Thursday, 8 April
# Jeudi, 8 avril
Mes cheveux tout d'un coup ont cessé de friser. Hélas !
Par un vent terrible je sors, à cinq heures et demie ma tante prend le train pour Cannes, et moi je vais commander du papier avec une couronne de prince et les initiales *A.B.* on verra pourquoi.
Le soir je lis Napoléon de Dumas à papa.
Je ne sais vraiment pourquoi on méprise Dumas, est-ce parce qu'on le lit avec intérêt et plaisir ? Que demande-t-on à un romancier ? D'amuser.
Eh ! bien Dumas amuse toujours et même [Rayé: quelquefois] souvent instruit. On ne peut se figurer combien j'ai pensé à Sir Frédéric. Du premier moment que je l'ai vu il m'a paru un galant comme Carlo, or je n'aime rien comme les Carlo. Je me souviens si bien, le 10 janvier dernier j'étais avec Dina en landau moitié fermé, venant de la Promenade, nous passions près du jardin public, presque à l'entrée du quai Masséna, je vis un gentleman marchant sur le boulevard vers la Promenade.

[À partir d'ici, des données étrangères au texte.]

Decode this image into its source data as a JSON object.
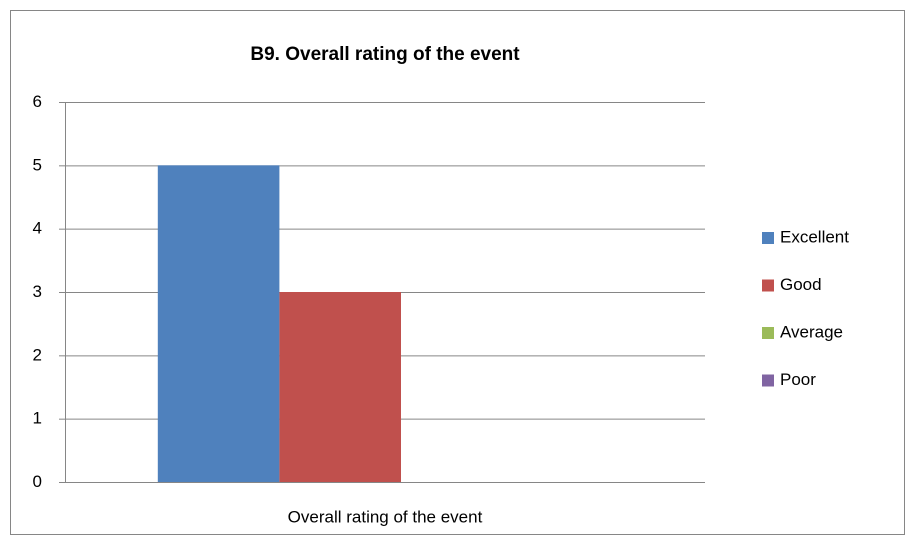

Il avait les mains dans ses poches et ouvrait la bouche pour bailler juste au moment où nous passions.
Avec ma promptitude habituelle j'ai tout de suite vu quel oiseau c était, et sans me gêner aucunement j'ai sorti la tête hors de la voiture pour le mieux voir, mais comme lui, voyant mon mouvement, m'a regardée, j'ai oublié de l'examiner, occupée de ce qu'il me regardait.
Cela dura cinq fois moins que le temps que j'ai mis à l'écrire.
[En travers: Hamilton, Johnstone, Olliver, prince de Galles. Je m'exaltais pour tout cela à la fois. C'est ennuyeux d'avoir écrit des pages enthousiastes pour ces bêtises.]
Peut-être avec le temps mon goût pour les belles choses me servira-t-il ? Jusqu'à présent il ne sert qu'à me tourmenter.